Teklifteki Basın İlan Kurumu (BİK) ile ilgili ilan dağıtımı düzenlemeleri hatırlatılarak, “Yerel gazetelerimizin ana yaşam kaynağı olan resmi ilan gelirlerinin yüzde 75 oranında azalması söz konusu olacak. Yerel gazeteler bu darbeyi aldığı takdirde çalışan yaklaşık 8 bin meslektaşımız için işsiz kalma tehlikesi doğacak. İnternet siteleri, BİK havuzuna dahil edilirken, yeni kaynak yaratılmadığı için, ilan pastasından alınan pay iyice küçülecek. Resmi ilan yayınlama hakkına sahip 953 gazetenin yaklaşık 30’u yaygın, geri kalanı yerel gazetedir. Resmi ilan yayın hakkı bekleyen gazeteleri de hesaba kattığımızda yaklaşık bin gazete için gelirlerini önemli ölçüde kaybetme riski oluşacak” tespitleri paylaşıldı.

BİK’in resmi ilanları adil bir şekilde dağıtması gerektiği vurgulanarak, bu yasa teklifiyle “BİK gazetelere ve internet haber sitelerine hem para hem ceza veren bir kurum olarak büyük yetkilerle donatılacak. Tıpkı televizyon ve radyolar üzerinde kılıcını sallayan RTÜK gibi, yazılı ve dijital medyanın ‘eli silahlı polisi’ haline gelecek, maalesef” denildi.
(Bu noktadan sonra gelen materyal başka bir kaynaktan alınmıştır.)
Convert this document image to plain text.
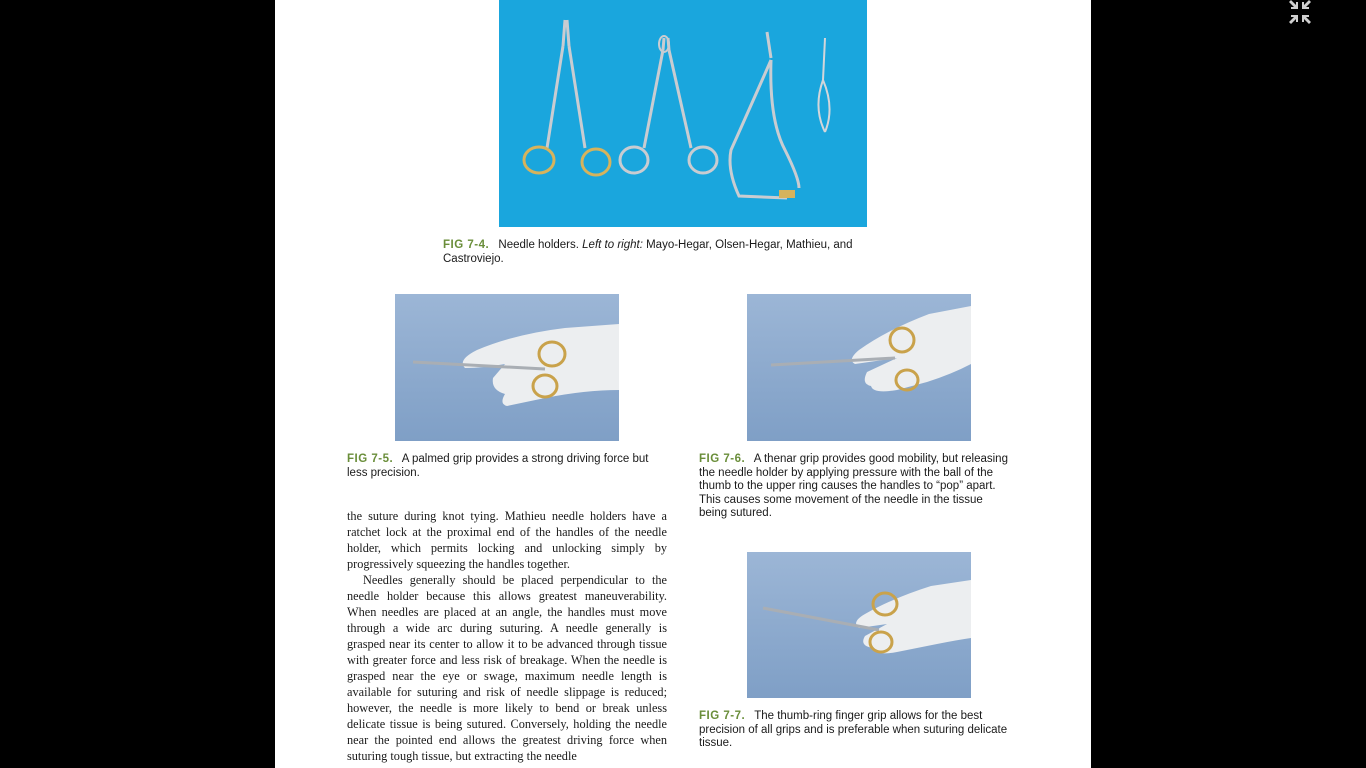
FIG 7-4. Needle holders. Left to right: Mayo-Hegar, Olsen-Hegar, Mathieu, and Castroviejo.
FIG 7-5. A palmed grip provides a strong driving force but less precision.
FIG 7-6. A thenar grip provides good mobility, but releasing the needle holder by applying pressure with the ball of the thumb to the upper ring causes the handles to “pop” apart. This causes some movement of the needle in the tissue being sutured.

the suture during knot tying. Mathieu needle holders have a ratchet lock at the proximal end of the handles of the needle holder, which permits locking and unlocking simply by progressively squeezing the handles together.

Needles generally should be placed perpendicular to the needle holder because this allows greatest maneuverability. When needles are placed at an angle, the handles must move through a wide arc during suturing. A needle generally is grasped near its center to allow it to be advanced through tissue with greater force and less risk of breakage. When the needle is grasped near the eye or swage, maximum needle length is available for suturing and risk of needle slippage is reduced; however, the needle is more likely to bend or break unless delicate tissue is being sutured. Conversely, holding the needle near the pointed end allows the greatest driving force when suturing tough tissue, but extracting the needle

FIG 7-7. The thumb-ring finger grip allows for the best precision of all grips and is preferable when suturing delicate tissue.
“İnternet siteleri davalara boğulacak”

Teklif ile internet haber sitelerinde görev alanlara “gazeteci” statüsü kazandırılacağı ve bunun bir nebze olumlu sayılabilecek unsur olduğu belirtildi. Ancak buna ilişkin ağır yaptırımlar öngörüldüğü vurgulanarak, içerik akışıyla ilgili yükümlülüklerini yerine getirmeyen internet sitelerine 1 milyar liraya kadar ceza verilebileceği kaydedildi. İlaveten “‘Haber sitesi’ vasfını yitirenler internet sitelerinde çalışan gazetecilerin kişisel hakkı olan basın kartı da ellerinden alınacak” tespiti yapıldı. Kişisel hakları koruma gerekçesiyle her türlü haber aleyhine dava açılabileceği ve bunun internet haber siteleri için kaotik bir süreç yaracağı da eklendi.

“Basın Kartı” sorunu vurgulandı

Gazetecilere basın kartı verilmesi sürecindeki belirleyici 9 üyeli Basın Kartı Komisyonu’nun beş üyesini Cumhurbaşkanlığı İletişim Başkanı’nın seçeceği ve diğer iki üyelik için gazeteci olmasının öngörüldüğü belirtildi. İletişim Başkanlığı aleyhindeki Danıştay’da meslek örgütlerince yürütülen dava süreçleri anımsatılarak, basın kartı hükümleriyle idari yargı kapısını kapatma planı yapıldığı vurgulandı.

CHP lideri Almanya’da Siemens davasını örnek gösterdi

CHP Genel Başkanı Kemal Kılıçdaroğlu, bugünkü grup konuşmasıyla meslek örgütlerine destek verdi. Kılıçdaroğlu, teklife ilişkin “Temel amacı saray ve şürekasının ve onun beslemelerinin yaptıkları yolsuzlukları kimse yazmasın. Mahkemelerden karar çıkarıyorlar, haberlere yasak getiriyorlar. Bir örnek sevgili gençler. Hızlı tren yapılacaktı. İhalesi açıldı. Almanya’dan bir firma girecekti. 10 milyon Euro rüşvet dağıttılar. Buradaki mahkemede gizlilik kararı aldılar, kimse öğrenmesin diye. Almanya’daki mahkemelerden öğreniyoruz. Aynen okuyorum. Siemens Türkiye’nin verdiği 10 milyon Euro’nun şu şekilde dağıtıldığını söylüyor: Yüzde 30’u Türk devlet görevlilerine…’ Soru şu, Türk devlet görevlisi kimdir, herhalde Bay Kemal değil. Malum devlet görevlileri. Yüzde 20 Kolin’e, yani Beşli Çete’nin aktörlerinden birisine. Yüzde 20 TCDD yetkililerine. Yüzde 20 Siemens ile Kolin’i buluşturan aracılara. Yüzde 10’u Siemens Türkiye’nin yöneticilerine verdik’, diyorlar. Şimdi bunlara tamamen yasak getirmek istiyorlar. Halk gerçekleri öğrenmesin, toplumun nasıl soyulduğunu kimse öğrenmesin diye” görüşünü aktardı.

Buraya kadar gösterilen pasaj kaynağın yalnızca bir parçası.